To be able to fiddle with the models after resampling its best to call resample with store_models = TRUE
Using your example
library(mlr3verse)
set.seed(1)
rr <- resample(task,
at,
rsmp("cv", folds = 2),
store_models = TRUE)
After you have finished resampling you can access the inner structure of the generated object like this:
To get the row ids in each fold:
rr$resampling$instance
#output
row_id fold
1: 5 1
2: 8 1
3: 9 1
4: 12 1
5: 13 1
---
996: 989 2
997: 993 2
998: 994 2
999: 995 2
1000: 996 2
with these and the tuned autotuners we can manually generate the predictions.

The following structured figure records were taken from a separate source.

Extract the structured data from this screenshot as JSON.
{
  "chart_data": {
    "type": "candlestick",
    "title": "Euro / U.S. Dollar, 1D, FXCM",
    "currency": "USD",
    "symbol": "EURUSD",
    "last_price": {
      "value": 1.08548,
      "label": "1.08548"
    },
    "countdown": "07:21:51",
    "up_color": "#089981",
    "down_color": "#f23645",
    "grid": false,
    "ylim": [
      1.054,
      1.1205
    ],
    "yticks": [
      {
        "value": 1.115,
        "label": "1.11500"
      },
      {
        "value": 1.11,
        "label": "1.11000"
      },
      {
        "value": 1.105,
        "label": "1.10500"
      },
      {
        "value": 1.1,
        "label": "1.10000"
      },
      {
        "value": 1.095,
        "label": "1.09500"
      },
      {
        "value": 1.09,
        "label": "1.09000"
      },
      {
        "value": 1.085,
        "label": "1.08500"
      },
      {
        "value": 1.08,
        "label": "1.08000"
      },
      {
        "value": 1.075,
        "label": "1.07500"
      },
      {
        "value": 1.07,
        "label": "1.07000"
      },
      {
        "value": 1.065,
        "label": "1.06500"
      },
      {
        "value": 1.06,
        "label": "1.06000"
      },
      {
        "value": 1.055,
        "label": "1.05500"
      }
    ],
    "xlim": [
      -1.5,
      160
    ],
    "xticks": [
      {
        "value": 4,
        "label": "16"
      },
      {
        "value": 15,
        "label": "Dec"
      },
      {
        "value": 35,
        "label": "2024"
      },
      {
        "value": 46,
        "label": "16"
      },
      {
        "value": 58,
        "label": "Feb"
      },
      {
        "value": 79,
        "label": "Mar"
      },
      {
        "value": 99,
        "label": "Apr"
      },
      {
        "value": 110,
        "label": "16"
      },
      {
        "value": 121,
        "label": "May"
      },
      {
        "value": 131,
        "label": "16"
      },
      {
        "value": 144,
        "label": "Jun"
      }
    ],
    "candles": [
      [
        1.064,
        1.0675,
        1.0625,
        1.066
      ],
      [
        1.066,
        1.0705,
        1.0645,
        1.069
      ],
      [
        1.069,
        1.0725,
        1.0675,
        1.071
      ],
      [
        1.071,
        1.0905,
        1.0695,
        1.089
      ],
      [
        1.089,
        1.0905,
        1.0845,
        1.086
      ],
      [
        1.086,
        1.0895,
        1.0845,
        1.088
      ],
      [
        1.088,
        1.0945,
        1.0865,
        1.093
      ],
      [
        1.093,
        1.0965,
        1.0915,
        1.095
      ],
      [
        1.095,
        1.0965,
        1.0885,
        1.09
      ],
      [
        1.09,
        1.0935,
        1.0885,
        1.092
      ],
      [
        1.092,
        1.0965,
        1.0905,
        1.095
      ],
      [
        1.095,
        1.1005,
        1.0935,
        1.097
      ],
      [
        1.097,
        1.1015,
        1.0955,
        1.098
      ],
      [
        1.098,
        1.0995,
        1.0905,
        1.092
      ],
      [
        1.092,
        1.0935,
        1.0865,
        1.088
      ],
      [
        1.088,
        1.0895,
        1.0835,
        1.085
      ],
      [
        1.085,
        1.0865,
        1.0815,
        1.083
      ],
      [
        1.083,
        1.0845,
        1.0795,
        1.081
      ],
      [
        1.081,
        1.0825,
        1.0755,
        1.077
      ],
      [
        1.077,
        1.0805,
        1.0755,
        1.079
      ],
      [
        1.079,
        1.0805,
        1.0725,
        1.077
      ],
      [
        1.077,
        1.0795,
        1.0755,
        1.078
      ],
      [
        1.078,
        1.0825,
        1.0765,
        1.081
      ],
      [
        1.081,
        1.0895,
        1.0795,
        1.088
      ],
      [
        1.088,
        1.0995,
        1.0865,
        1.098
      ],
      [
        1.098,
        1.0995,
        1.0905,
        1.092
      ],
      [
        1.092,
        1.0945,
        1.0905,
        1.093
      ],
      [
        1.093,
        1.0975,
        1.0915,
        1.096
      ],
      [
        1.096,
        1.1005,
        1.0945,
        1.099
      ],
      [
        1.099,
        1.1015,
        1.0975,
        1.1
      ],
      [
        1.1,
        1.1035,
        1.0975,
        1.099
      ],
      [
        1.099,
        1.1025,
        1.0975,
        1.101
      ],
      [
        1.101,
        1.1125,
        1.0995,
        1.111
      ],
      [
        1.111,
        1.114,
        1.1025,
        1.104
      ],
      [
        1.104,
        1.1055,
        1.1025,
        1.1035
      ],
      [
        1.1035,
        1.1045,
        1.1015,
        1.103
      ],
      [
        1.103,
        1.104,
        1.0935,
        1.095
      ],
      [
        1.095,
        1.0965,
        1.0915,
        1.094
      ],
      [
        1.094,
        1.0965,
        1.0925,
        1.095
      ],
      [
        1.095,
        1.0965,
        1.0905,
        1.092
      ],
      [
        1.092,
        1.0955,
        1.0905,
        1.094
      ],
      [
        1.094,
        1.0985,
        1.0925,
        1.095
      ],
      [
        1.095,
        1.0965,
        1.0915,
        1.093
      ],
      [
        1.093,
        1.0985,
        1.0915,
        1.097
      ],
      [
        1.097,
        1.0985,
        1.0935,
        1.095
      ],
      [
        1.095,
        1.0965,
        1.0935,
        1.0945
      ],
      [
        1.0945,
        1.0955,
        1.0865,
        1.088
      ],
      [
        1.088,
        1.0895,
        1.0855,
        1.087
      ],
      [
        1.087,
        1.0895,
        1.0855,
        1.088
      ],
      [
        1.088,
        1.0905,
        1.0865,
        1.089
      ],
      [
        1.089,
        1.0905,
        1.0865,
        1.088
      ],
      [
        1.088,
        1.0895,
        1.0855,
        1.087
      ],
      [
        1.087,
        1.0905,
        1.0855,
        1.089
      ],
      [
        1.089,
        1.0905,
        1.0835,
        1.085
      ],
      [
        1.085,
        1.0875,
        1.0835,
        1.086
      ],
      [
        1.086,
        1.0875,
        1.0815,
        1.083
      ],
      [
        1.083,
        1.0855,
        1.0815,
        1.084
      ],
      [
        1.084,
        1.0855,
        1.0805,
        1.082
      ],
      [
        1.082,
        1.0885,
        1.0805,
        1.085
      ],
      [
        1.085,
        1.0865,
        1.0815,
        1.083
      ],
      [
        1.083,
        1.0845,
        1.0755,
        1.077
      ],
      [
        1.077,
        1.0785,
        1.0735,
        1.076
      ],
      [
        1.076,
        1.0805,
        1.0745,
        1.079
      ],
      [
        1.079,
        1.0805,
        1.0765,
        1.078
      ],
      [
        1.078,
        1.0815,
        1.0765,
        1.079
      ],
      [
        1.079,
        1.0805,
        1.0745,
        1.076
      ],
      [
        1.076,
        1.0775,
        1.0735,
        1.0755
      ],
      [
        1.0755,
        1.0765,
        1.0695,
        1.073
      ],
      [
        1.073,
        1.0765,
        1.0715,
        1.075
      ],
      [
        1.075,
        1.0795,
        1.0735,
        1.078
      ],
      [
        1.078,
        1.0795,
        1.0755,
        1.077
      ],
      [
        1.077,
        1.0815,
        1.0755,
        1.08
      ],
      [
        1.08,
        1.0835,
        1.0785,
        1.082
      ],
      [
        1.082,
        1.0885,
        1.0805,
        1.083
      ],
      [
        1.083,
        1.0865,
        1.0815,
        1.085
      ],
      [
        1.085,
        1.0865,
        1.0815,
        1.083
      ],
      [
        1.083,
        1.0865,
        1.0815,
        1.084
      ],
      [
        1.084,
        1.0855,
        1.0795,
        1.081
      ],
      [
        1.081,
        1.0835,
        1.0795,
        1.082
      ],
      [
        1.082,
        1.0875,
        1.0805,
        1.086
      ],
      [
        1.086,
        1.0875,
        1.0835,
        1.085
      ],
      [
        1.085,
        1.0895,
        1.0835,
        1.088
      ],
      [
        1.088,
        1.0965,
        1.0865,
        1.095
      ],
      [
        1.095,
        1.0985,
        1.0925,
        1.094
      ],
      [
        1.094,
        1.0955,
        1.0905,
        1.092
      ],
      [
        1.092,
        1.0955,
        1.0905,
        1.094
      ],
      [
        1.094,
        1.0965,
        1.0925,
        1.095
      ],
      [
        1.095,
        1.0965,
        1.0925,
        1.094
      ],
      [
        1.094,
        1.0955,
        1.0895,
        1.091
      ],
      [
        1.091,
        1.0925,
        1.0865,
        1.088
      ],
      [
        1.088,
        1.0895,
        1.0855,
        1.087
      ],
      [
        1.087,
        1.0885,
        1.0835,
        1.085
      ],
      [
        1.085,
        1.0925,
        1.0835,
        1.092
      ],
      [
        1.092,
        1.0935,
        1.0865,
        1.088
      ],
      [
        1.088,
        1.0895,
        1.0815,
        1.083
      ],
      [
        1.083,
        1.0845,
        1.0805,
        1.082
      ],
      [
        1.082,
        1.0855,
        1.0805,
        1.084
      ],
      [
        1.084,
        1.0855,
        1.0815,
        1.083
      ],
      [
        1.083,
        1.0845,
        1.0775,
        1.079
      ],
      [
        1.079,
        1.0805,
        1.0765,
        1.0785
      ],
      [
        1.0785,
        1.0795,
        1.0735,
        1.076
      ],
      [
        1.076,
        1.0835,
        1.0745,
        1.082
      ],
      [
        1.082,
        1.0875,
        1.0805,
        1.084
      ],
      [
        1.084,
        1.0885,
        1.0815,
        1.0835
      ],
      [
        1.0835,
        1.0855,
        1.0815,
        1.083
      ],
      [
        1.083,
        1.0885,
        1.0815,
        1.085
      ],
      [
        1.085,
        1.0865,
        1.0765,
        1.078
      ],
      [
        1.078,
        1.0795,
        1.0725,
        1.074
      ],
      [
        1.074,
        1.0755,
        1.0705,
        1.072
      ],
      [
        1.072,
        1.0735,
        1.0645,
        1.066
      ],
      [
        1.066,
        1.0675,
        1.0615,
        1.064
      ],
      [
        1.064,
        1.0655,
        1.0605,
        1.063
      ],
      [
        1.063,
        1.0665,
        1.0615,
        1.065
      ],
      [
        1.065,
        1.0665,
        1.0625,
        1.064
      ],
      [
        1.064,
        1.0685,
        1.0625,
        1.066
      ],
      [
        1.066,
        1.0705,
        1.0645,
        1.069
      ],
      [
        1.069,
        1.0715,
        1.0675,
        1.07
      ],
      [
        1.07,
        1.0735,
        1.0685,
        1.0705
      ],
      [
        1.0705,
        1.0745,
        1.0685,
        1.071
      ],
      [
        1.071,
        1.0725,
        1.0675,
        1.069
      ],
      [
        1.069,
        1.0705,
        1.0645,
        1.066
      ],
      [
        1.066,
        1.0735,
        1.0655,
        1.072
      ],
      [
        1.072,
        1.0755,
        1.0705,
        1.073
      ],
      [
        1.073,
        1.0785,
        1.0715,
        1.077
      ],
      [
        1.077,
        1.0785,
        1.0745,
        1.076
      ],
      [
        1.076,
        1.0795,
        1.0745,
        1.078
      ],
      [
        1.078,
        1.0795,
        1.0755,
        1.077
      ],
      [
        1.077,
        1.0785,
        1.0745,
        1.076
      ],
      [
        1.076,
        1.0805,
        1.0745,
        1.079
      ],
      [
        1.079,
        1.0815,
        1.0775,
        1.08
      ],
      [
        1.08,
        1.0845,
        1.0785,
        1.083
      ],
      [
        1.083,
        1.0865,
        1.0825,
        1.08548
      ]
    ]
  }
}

Generate a list of test indexes
rsample <- split(rr$resampling$instance$row_id,
rr$resampling$instance$fold)
iterate over the folds and tuned autotuners and predict:
lapply(1:2, function(i){
x <- rsample[[i]] #get the test row ids
task_test <- task$clone() #clone the task so we don't change the original task
task_test$filter(x) #filter on the test row ids
preds <- rr$learners[[i]]$predict(task_test) #use the trained autotuner and above filtered task
preds
}) -> preds_manual
To check if these predictions match the ouput of resample
all.equal(preds_manual,
rr$predictions())
#output
TRUE
To get information about the tuning
zz <- rr$data$learners()$learner
lapply(zz, function(x) x$tuning_result)
#output
[[1]]
classif.ranger.num.trees classif.ranger.sample.fraction learner_param_vals
1: 342 0.7931022 <list[7]>
x_domain classif.auc
1: <list[2]> 0.7981283
[[2]]
classif.ranger.num.trees classif.ranger.sample.fraction learner_param_vals
1: 407 0.7964164 <list[7]>
x_domain classif.auc
1: <list[2]> 0.7706533
the slot
zz[[1]]$learner$state$model$importance
contains info about filter_importance
step
specifically
lapply(zz, function(x) x$learner$state$model$importance$scores)
#output
[[1]]
amount status age
27.491369 25.776145 22.021369
duration purpose credit_history
18.732521 16.251643 14.884843
employment_duration savings property
11.225678 10.796583 9.078619
personal_status_sex present_residence installment_rate
8.914802 7.875384 7.491573
job number_credits other_installment_plans
6.293323 5.662485 5.345666
housing telephone other_debtors
4.869471 3.742213 3.548856
people_liable foreign_worker
2.632163 1.054919
[[2]]
amount duration age
26.764389 22.139400 20.749865
status purpose employment_duration
20.524764 11.793789 10.962301
credit_history installment_rate savings
10.416572 9.597835 9.491894
property present_residence job
9.403157 7.877391 6.760945
personal_status_sex housing other_installment_plans
6.699065 5.811131 5.710761
telephone other_debtors number_credits
4.716322 4.318972 3.974793
people_liable foreign_worker
3.196563 0.846520
contains the ranking of the features. While
lapply(zz, function(x) x$learner$state$model$importance$outtasklayout)
#output
[[1]]
id type
1: age integer
2: amount integer
3: credit_history factor
4: duration integer
5: employment_duration factor
6: installment_rate ordered
7: job factor
8: number_credits ordered
9: personal_status_sex factor
10: present_residence ordered
11: property factor
12: purpose factor
13: savings factor
14: status factor
[[2]]
id type
1: age integer
2: amount integer
3: credit_history factor
4: duration integer
5: employment_duration factor
6: housing factor
7: installment_rate ordered
8: job factor
9: personal_status_sex factor
10: present_residence ordered
11: property factor
12: purpose factor
13: savings factor
14: status factor
contains the features that were kept after the filter step.